Alternative Issue

個人的な思考実験の、更に下書き的な場所です。 自分自身で消化し切れていないことも書いています。 組織や職業上の立場を反映したものでは一切ありません。

イデオロギーはふりかけ

 イデオロギー(観念の体系:http://ja.wikipedia.org/wiki/%E3%82%A4%E3%83%87%E3%82%AA%E3%83%AD%E3%82%AE%E3%83%BC)とは、個人レベルでいえばそれまで生きてきて得た知識と経験のエッセンスである。さらにその中には、個人が得た知識を生み出している先人たちの苦難と苦悩が凝縮されている。だからこそ、イデオロギー自体が悪であるとは言い切れないどころか、多くの場合には金言となり得る内容が内在している。
 しかし、エッセンスだからと言ってそれが現代社会を支配するルールとして認められるかと問われれば、それもまた違う。社会も人々の考え方も常に変化し続けている。その流動の外側に位置するイデオロギーはその独立性故に貴重ではあるが、その独立性故に社会の全てを言い表すことはできない。

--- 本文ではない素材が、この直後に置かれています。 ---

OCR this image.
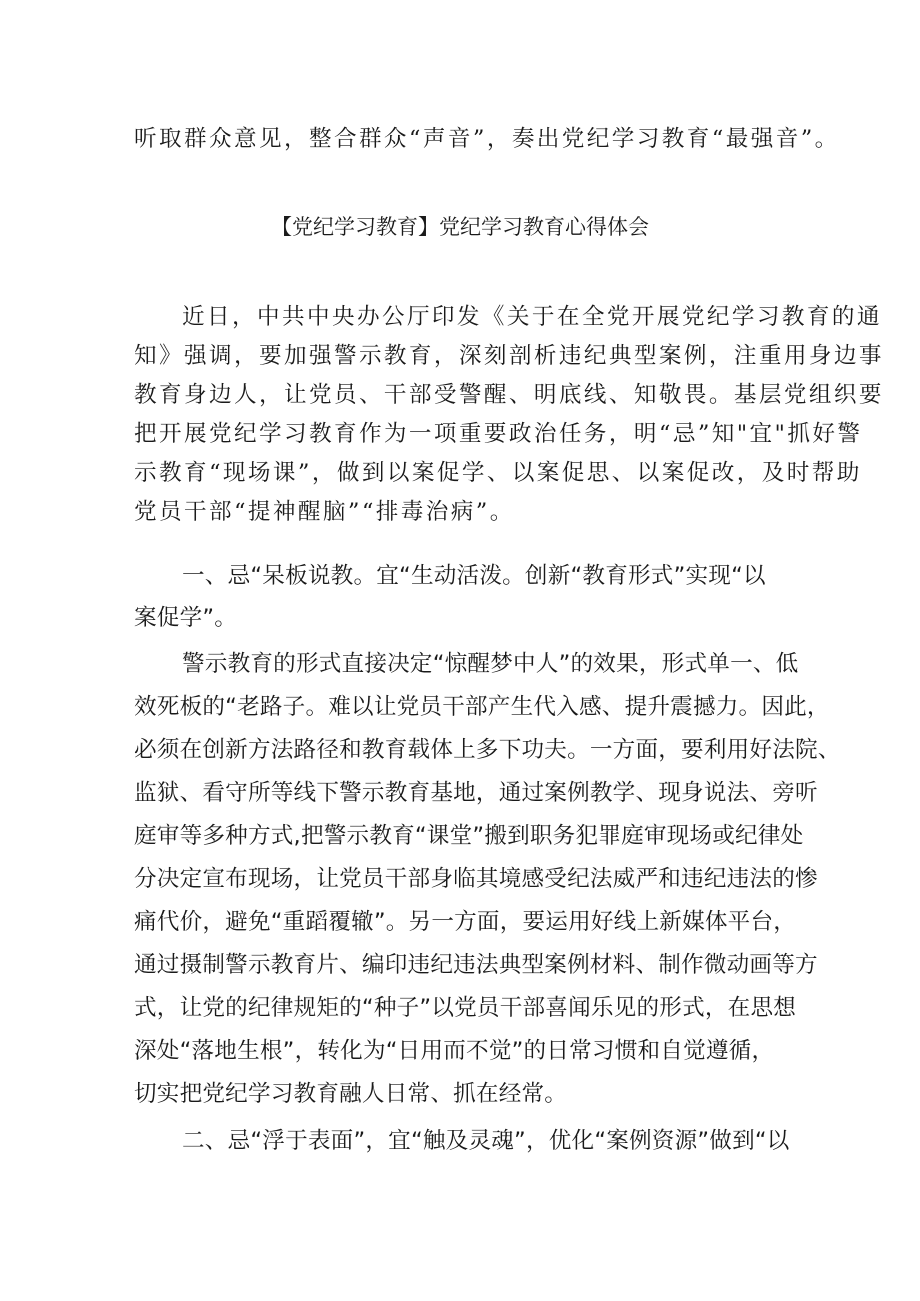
听取群众意见，整合群众“声音”，奏出党纪学习教育“最强音”。
【党纪学习教育】党纪学习教育心得体会
近日，中共中央办公厅印发《关于在全党开展党纪学习教育的通
知》强调，要加强警示教育，深刻剖析违纪典型案例，注重用身边事
教育身边人，让党员、干部受警醒、明底线、知敬畏。基层党组织要
把开展党纪学习教育作为一项重要政治任务，明“忌”知"宜"抓好警
示教育“现场课”，做到以案促学、以案促思、以案促改，及时帮助
党员干部“提神醒脑”“排毒治病”。
一、忌“呆板说教。宜“生动活泼。创新“教育形式”实现“以
案促学”。
警示教育的形式直接决定“惊醒梦中人”的效果，形式单一、低
效死板的“老路子。难以让党员干部产生代入感、提升震撼力。因此，
必须在创新方法路径和教育载体上多下功夫。一方面，要利用好法院、
监狱、看守所等线下警示教育基地，通过案例教学、现身说法、旁听
庭审等多种方式,把警示教育“课堂”搬到职务犯罪庭审现场或纪律处
分决定宣布现场，让党员干部身临其境感受纪法威严和违纪违法的惨
痛代价，避免“重蹈覆辙”。另一方面，要运用好线上新媒体平台，
通过摄制警示教育片、编印违纪违法典型案例材料、制作微动画等方
式，让党的纪律规矩的“种子”以党员干部喜闻乐见的形式，在思想
深处“落地生根”，转化为“日用而不觉”的日常习惯和自觉遵循，
切实把党纪学习教育融人日常、抓在经常。
二、忌“浮于表面”，宜“触及灵魂”，优化“案例资源”做到“以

 それは、ご飯にかけるふりかけのようなものなのだ。ふりかけは、様々な具材が用いられる食材のエッセンスのようなものである。そのバラエティーも豊富であり、味気ないご飯であっても彩りと変化を添えてくれる。場合によっては一定の栄養価も持ち、食生活に一定の地位を占める。
 しかし、逆に言えばふりかけのためにご飯を食べることはない。あくまでそれはご飯を美味しく食べるための触媒であるのだ。主従で言えば、ご飯が主でふりかけは従。エッセンスであり美味しさが凝縮されているかもしれないが、それでも私達はご飯を食べるコトをメインとしている。

 イデオロギーとは、過去のエッセンスを上手く活用して変化の激しい現代社会を生き抜く助けとしては当然価値あるものであるが、それはあくまで過去の知恵。現代がそれに支配されるというのは本末転倒である。
 だからといって、こうした観念を無視するのが正しい訳ではない。道具として、あるいは手段として理解した上で用いることには大いに賛成だが、それが議論や意見を決定づけるメインの指標となるのはおかしいのではないかと想うのだ。

 とは言え、私も一定のイデオロギーにより行動や判断を決めている面もある。常々、その時期とタイミングに応じて良い考え方を上手く利用・活用したいとは思っているがなかなか難しい。それをするためにはその分幅広い知識とバランスの取れた判断能力を常に発揮し続けなければならないし、そのせいで社会においては状況をよく知らない人たちから変節漢呼ばわりされることも多々あるだろう。
 要するに大変なのである。その大変さを緩和しようとすれば、一定の考え方や方法論に従うのが容易である。その持ち出される方向性の代表格の一つとしてイデオロギーは存在する。しかし、盲目的なイデオロギーの乱用は、所謂「原理主義」と何も変わらない。

 私達が頑固であるべきなのは、原理原則においても社会や他人に多大なる迷惑をかけるが故に抑制すべき内容であり、自分の行動方針のぶれではない。ところが、社会的には行動方針や姿勢のぶれの方が大きく問題とされ、その結果人々は原理原則を信条としてしまう。それが依怙地なまでに考え方を凝り固まらせたとしても、時にはぶれない人と賞賛を受けさえする。しかしぶれないことの判断基準は基本的に自分自身にある。回り回れば社会に関連しなくはないが、それは直接的には社会には関係ない。自分の理念や考え方を信じてもらうための一つのパフォーマンスなのである。
 中国故事にもるように、「君子は豹変する」ことがあるがその判断基準は最大限の結果を残し社会のために資することである。そこには自己の信頼を高め守るための視点は存在しない。

 イデオロギーは無くしてはならないが、だからといってそれに依存してもならない。イデオロギーはふりかけと同じなのだ。